Forensiker Mark Benecke begeistert beim Heizhausfest in Chemnitz!
Der forensische Biologe Mark Benecke besucht am Heizhausfest in Chemnitz 2025 und begeistert mit seinen Vorträgen.

Forensiker Mark Benecke begeistert beim Heizhausfest in Chemnitz!
Was macht der berühmte Forensiker Mark Benecke in Chemnitz? Der Kölner Wissenschaftler, der nicht nur als Kriminalbiologe bekannt ist, sondern auch als Mitglied der satirischen Partei Die PARTEI agiert, war kürzlich beim Heizhausfest am Schauplatz Eisenbahn zu Gast. Jedes Jahr zieht dieses Fest Tausende von Besucher:innen an, und 2025 war Benecke einer der Höhepunkte der Veranstaltung. Er hielt spannende Vorträge über Maden und verwandte Themen, die bei seinem Publikum hoch im Kurs standen und für viele interessante Einblicke sorgten. Freie Presse berichtet.
Mark Benecke, geboren am 26. August 1970 in Rosenheim, hat sich als Kriminalbiologe und Spezialist für forensische Entomologie einen Namen gemacht. Sein Studium der Biologie an der Universität zu Köln schloss er mit summa cum laude ab und promovierte über genetische Fingerabdrücke. Zudem war er an renommierten Einrichtungen wie der FBI-Akademie in den USA tätig und wird häufig als Sachverständiger in Gewaltverbrechen herangezogen. Der Wissenschaftler ist auch als Autor und Kolumnist aktiv und hat mehrere populärwissenschaftliche Bücher veröffentlicht, die hohe Platzierungen in der Spiegel-Bestsellerliste erreichten. Wikipedia informiert.
Ein Kandidat für das Oberbürgermeisteramt
Benecke ist nicht nur in der Wissenschaft aktiv, sondern auch in der Politik. Als Kandidat der Partei Die PARTEI für die Oberbürgermeisterwahl am 14. September hat er schon jetzt für einiges Aufsehen gesorgt. Getreu seinem Motto, keinen Wahlkampf machen zu wollen, präsentiert er sich auf amüsante Weise: Am Christopher Street Day in Köln verteilte er falsche Fünfziger, auf deren Rückseite stand: „Niemand hat vor, Wählerstimmen zu kaufen“. Mit einem kritisch hochgezogenen Augenbraue posierte er auf den Scheinen – eine humorvolle Ansage, die seinen unkonventionellen Stil unterstreicht. Die PARTEI hat dazu interessante Informationen.

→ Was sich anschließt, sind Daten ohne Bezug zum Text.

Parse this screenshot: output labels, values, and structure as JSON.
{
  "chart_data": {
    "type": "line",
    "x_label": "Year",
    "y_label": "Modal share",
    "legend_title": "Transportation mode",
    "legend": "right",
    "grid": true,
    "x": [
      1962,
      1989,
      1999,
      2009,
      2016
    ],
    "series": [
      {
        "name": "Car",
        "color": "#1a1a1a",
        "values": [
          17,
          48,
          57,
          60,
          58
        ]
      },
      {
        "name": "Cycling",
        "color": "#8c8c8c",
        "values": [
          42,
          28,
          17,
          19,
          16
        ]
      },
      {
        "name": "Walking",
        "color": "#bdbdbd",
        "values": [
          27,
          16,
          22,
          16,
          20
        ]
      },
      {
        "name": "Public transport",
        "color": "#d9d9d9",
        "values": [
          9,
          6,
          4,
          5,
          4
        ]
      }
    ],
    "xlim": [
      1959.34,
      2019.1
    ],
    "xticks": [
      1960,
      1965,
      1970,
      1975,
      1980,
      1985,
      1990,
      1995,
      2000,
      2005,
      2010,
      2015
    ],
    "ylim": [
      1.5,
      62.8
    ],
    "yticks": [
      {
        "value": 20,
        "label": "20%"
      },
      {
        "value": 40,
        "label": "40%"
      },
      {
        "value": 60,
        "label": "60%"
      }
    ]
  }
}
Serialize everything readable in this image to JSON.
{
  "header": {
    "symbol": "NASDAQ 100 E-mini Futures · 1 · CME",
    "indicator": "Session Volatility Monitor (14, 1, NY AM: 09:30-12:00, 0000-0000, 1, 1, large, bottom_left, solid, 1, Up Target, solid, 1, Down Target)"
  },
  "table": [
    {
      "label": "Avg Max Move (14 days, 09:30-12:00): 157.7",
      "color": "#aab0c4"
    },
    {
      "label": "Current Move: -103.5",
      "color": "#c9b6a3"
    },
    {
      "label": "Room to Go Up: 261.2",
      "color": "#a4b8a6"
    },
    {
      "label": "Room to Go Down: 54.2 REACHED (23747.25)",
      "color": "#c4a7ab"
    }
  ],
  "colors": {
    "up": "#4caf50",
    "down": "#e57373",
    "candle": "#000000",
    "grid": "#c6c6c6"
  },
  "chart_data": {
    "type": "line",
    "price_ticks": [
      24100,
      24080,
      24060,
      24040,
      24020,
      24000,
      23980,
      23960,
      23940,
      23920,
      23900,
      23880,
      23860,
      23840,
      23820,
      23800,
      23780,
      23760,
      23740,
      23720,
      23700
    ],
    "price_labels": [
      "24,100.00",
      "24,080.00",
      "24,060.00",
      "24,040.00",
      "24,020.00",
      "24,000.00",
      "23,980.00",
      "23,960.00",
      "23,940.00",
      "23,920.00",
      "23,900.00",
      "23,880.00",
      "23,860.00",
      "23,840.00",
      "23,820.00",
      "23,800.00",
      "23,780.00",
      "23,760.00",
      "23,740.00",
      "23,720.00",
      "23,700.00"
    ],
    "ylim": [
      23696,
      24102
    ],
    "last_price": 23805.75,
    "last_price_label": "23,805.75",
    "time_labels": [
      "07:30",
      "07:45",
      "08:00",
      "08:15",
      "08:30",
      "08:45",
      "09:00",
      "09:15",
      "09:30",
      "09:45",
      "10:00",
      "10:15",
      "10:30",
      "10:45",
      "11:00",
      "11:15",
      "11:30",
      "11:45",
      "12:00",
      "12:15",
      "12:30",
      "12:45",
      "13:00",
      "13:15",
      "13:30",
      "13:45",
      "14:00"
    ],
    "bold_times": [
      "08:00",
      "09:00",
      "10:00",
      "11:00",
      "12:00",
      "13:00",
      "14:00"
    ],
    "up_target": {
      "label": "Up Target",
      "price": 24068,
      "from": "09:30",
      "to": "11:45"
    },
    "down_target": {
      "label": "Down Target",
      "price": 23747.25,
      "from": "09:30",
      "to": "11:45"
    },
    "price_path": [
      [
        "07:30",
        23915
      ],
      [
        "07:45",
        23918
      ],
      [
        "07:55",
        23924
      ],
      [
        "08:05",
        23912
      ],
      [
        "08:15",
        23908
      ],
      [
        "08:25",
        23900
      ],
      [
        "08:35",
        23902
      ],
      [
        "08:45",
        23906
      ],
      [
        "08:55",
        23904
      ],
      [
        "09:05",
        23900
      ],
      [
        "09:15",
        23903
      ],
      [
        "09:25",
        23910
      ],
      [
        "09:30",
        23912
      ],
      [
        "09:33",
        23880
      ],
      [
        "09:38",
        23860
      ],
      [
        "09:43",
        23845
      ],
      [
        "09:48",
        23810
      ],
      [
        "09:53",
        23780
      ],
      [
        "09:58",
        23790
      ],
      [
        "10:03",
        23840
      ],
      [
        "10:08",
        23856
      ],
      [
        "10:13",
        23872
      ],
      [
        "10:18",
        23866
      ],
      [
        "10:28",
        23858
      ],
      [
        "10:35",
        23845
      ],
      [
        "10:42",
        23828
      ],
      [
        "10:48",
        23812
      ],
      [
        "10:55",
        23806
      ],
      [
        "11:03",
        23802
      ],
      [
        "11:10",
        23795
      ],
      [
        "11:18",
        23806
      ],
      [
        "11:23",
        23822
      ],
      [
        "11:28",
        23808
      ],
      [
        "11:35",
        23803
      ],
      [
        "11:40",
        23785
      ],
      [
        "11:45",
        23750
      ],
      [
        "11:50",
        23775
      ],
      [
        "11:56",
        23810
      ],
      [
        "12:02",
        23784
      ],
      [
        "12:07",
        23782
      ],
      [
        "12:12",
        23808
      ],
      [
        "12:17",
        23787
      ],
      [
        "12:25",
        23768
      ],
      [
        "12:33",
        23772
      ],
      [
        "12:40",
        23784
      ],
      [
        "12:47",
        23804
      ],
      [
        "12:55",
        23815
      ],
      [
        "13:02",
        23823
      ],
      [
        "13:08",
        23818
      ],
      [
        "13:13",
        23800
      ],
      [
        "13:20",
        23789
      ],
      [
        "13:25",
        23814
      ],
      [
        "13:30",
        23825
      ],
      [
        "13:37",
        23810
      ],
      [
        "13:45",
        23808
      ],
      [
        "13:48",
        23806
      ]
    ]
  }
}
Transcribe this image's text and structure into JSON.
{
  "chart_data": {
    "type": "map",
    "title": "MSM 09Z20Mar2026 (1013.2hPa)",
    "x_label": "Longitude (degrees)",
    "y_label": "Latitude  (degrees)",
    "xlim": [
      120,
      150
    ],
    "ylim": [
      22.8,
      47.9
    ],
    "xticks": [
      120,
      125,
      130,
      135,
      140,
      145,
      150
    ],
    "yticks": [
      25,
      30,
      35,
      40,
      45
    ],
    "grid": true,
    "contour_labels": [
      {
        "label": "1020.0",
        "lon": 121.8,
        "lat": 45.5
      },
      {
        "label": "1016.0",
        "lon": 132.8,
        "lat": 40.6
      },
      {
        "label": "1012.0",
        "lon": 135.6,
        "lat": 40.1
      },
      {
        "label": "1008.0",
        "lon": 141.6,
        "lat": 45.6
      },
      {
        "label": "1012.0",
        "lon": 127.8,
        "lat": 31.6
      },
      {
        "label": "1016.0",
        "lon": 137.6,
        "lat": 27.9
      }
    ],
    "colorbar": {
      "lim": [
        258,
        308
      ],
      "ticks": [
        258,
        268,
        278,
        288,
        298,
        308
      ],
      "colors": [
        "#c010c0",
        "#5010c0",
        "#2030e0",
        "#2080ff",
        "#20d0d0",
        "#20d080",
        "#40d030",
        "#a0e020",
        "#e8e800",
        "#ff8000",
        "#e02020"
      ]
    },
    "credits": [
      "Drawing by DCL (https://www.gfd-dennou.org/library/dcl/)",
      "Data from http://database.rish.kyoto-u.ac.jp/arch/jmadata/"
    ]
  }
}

Im Wahlkampf setzt Benecke auf kreative Ideen und wagt es, provozierend zu sein. Er fordert unter anderem „Kölschaktionsflächen“ anstelle von Spielplätzen und eine freie Sicht auf den Kölner Dom vom gesamten Planeten Erde aus. Diese Vorschläge sind nur ein Teil seines Programms, mit dem er eine tolerantere Welt anstrebt. Marion Sollbach, eine Kölner SPD-Politikerin, beschreibt ihn aus ihrer Schulzeit als „aufmüpfig“, was nicht weiter verwundern sollte, wenn man sich seine witzigen politischen Botschaften ansieht.
Die Verbindung von Wissenschaft und Humor
Benecke ist nicht nur ein Mann der ernsten Wissenschaft, sondern verbindet dies auch mit einem besonderen Sinn für Humor. Auf Social Media zeigt er sich als „Oberbürgermeister Marky“ und nutzt die Plattform, um hauptsächlich Nicht-Botschaften zu verbreiten, wodurch er dem Anti-Wahlkampf einen frischen Wind verleiht. Am CSD zieht er mit aufwendig gekleideten Mitgliedern seiner Partei direkt das Publikum in seinen Bann und sorgt dafür, dass die politische Bühne auch Raum für andere Botschaften bietet.
Jetzt bleibt abzuwarten, wie sich der Wahlkampf entwickelt und ob Benecke mit seinem unkonventionellen Ansatz die Kölner Wähler:innen von sich überzeugen kann. Mit einem guten Händchen könnte er möglicherweise für frischen Wind im Rathaus sorgen.